勤行とタントウ功

 前回の更新から四ヶ月たってしまった。なかなかブログを書く暇もなく、忙しくしております。

 お寺の生活には慣れてきたが、やはり仕事との両立はなかなか大変である。武術の練習はさらに時間もエネルギーも足りず、なかなか取り組めていない。

 そうした生活なので少しでも生活に武術を取り入れるべく工夫しているのだが、まず、朝夕の勤行を鍛錬の一環にしようと努力している。

 私が修行している本應寺では、朝六時半〜八時半、夕の五時半〜六時半の二度、勤行が行われる。敷地続きにある栖岸院で行われる朝の勤行は、大まかにいってお経30分、念仏30分、瞑想15分、回向などで15分。そして本堂隣の観音堂で念仏を中心に30分の行われる。夕方は念仏、瞑想ともに30分ずつである。

 読経や念仏は正座、瞑想は半跏趺坐で行うのだが、このときにタントウのやり方を取り入れている。丹田で呼吸しながら、気を丹田に沈める。

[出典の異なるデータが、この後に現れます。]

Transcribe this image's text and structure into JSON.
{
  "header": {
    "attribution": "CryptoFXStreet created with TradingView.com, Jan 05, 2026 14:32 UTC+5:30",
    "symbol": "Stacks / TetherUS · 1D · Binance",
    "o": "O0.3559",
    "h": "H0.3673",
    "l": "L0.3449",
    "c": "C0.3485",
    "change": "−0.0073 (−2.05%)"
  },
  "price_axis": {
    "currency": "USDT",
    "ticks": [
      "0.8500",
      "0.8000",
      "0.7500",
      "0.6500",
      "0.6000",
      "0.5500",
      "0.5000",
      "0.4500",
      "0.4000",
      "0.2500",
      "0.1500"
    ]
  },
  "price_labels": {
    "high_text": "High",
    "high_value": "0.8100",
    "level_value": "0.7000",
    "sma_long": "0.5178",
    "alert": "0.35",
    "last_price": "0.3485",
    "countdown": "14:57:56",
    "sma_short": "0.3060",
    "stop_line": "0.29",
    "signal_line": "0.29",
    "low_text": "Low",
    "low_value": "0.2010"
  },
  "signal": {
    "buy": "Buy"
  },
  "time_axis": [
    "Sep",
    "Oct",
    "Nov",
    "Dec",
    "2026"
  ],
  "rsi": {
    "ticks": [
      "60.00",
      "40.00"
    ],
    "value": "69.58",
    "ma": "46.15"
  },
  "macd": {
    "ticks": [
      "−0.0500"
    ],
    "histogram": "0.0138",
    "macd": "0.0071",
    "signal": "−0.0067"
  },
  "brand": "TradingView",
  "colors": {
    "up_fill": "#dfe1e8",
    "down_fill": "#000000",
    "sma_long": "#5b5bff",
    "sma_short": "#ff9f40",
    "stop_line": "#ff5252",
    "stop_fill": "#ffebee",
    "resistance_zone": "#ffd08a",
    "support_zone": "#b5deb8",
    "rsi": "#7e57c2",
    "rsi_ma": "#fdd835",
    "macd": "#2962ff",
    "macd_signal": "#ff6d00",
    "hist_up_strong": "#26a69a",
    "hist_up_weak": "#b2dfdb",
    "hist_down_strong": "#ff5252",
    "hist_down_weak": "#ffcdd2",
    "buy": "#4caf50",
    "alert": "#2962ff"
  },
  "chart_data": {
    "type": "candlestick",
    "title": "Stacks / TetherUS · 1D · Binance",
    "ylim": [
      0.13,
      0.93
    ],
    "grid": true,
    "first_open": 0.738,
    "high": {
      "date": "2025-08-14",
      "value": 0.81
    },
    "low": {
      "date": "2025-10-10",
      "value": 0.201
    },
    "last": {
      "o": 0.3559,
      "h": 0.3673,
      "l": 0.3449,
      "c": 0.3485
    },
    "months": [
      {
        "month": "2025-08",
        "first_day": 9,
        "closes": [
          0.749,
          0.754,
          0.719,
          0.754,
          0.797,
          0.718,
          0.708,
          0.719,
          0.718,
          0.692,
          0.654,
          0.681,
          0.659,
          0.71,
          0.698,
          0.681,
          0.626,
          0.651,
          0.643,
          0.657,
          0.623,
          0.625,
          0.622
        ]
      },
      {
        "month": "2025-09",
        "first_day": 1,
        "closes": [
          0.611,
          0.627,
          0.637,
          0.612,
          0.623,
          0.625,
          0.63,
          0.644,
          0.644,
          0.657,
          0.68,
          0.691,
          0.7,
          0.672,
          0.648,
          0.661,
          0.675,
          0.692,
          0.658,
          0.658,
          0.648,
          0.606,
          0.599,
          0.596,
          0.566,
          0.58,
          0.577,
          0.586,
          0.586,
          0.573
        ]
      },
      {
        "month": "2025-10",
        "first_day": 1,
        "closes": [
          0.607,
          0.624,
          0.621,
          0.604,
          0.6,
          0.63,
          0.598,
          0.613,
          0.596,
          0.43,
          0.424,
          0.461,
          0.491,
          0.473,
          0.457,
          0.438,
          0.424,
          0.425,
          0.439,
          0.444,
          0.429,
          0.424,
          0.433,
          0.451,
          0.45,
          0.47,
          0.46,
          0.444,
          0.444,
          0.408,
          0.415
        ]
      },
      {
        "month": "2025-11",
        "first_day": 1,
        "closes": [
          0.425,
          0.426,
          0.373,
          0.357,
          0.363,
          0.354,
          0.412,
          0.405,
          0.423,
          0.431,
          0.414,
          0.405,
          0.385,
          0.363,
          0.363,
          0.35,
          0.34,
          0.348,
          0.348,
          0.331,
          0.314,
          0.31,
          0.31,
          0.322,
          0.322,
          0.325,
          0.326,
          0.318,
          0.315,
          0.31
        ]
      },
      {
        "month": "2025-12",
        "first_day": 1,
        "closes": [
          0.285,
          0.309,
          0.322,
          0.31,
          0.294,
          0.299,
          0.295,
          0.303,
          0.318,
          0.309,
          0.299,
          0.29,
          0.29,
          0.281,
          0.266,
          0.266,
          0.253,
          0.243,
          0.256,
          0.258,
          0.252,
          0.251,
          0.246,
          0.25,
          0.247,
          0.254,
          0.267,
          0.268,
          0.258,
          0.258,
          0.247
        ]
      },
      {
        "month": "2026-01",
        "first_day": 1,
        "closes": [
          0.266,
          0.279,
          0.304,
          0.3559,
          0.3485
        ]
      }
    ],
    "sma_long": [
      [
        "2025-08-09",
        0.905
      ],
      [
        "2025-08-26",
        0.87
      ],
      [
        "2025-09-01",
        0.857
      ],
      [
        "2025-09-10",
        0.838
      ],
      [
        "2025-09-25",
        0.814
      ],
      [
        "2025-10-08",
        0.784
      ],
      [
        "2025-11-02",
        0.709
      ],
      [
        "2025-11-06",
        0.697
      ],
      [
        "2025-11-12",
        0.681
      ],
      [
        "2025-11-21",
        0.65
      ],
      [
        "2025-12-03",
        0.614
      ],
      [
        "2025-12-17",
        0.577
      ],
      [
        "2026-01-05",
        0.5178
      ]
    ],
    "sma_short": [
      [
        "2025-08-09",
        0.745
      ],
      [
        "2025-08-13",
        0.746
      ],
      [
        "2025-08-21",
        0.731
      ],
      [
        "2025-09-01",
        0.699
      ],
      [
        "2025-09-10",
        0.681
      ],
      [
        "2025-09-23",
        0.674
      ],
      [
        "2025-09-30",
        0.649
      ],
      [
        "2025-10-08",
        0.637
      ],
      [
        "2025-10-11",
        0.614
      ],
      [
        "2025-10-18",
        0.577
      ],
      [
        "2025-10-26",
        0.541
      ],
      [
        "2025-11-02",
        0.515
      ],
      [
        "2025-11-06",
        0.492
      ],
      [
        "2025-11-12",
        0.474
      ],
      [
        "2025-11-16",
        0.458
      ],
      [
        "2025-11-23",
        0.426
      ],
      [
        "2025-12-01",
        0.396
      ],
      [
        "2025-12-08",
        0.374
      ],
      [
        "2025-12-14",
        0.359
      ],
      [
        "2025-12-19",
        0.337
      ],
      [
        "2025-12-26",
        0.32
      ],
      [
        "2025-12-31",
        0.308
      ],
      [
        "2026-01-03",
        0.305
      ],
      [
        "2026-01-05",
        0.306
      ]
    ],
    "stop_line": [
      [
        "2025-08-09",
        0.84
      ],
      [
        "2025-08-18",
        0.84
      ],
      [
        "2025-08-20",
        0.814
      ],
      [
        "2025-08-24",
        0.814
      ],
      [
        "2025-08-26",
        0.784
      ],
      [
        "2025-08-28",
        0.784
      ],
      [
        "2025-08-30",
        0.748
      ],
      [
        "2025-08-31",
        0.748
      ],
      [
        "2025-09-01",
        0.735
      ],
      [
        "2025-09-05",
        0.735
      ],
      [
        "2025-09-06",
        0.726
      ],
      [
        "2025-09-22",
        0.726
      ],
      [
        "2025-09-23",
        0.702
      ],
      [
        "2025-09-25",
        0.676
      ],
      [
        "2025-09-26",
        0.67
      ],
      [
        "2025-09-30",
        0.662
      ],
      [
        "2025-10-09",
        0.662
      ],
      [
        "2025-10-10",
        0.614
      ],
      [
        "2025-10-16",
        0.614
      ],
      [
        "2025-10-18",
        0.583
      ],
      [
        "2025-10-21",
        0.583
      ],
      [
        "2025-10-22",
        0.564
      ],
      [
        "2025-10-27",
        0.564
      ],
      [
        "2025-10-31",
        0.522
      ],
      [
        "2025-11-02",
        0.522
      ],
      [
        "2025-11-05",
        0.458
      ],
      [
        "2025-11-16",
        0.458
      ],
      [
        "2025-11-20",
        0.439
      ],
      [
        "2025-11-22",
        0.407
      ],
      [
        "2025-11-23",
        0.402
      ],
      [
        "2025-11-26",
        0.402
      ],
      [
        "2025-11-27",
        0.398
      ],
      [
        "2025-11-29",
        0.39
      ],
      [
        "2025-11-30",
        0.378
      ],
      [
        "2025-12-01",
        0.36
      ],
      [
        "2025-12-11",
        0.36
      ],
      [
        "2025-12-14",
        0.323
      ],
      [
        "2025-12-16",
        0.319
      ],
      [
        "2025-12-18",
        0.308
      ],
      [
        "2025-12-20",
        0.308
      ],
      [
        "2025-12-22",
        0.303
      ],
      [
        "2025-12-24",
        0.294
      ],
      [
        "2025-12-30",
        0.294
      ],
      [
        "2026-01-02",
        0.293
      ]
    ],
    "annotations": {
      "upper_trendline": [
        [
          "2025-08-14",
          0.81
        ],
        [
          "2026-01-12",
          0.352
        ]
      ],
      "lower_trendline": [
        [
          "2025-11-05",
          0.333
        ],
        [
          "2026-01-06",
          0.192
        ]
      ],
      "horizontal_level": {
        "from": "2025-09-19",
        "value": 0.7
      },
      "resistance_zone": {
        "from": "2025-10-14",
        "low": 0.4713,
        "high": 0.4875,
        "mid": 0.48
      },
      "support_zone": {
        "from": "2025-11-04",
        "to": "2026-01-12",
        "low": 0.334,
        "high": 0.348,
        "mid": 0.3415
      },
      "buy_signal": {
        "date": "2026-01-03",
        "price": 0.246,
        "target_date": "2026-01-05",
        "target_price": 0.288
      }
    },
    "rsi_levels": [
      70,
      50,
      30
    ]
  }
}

腎を充実させる。

 浄土宗では合掌した手は指先を45度前上方に向けるのだが、このとき肩をゆるめ、肘を脇すれすれの位置に置く。肘を脇につけてもいいのだが、そうすると楽になって鍛錬にならないので、少し離すようにしている。

 合掌した手は指をしっかり伸ばすように指導される。これを長時間続けるのはなかなか大変である。また、本来両掌はをピタリと合わせるのだが、合わせてしまうと両手で押し合ってバランスをとり、どうしても肩に力が入ってしまう。そこで私は両掌をつけるかつけないかのすれすれの位置にしておき、肩に力が入らないようにしている。

 手は龍形の時と同じような意識、あるいは大東流の合気上げの鍛錬になるような意識で身体内部を調整する。

 半跏趺坐の場合、手は膝の上に置いて印を結ぶか、両手を丹田の前に置いて法界定印を結ぶ。このときも、しっかり腰を立て、気を丹田に静め、腹式呼吸をゆっくり行う。調子のいいときは手を少し浮かせ、両腕が肩、背中でつながって一本になるように意識して体を調整する。

 こうした工夫で、勤行と武術が少しでも結びつくように工夫しているわけである。

 ただやはり足の鍛錬はどうしても不足して、スネやふくらはぎの筋肉が堕ちてきたのがわかる。代わりに、正座は40分くらいはできるようになったし、座ったときに丹田がきまるようになってきた。

 正座は自然に丹田が養われるようにできているので、日本人の生活から失われてしまったことはつくづく残念である。私の生徒に書道を長く稽古した女性がいるが、二時間以上正座して書道をしていると、自然と正しい姿勢になり、また楽に座るには中心が定まることが必要なので、自然と丹田ができてくるという。

 畳のない家が多くなったが、やはり食事くらいは畳の上に正座してとりたいものだ。これから家を建てようと考えている方は、ぜひ和室をひとつはつくってくださいね。畳はいいものですよ。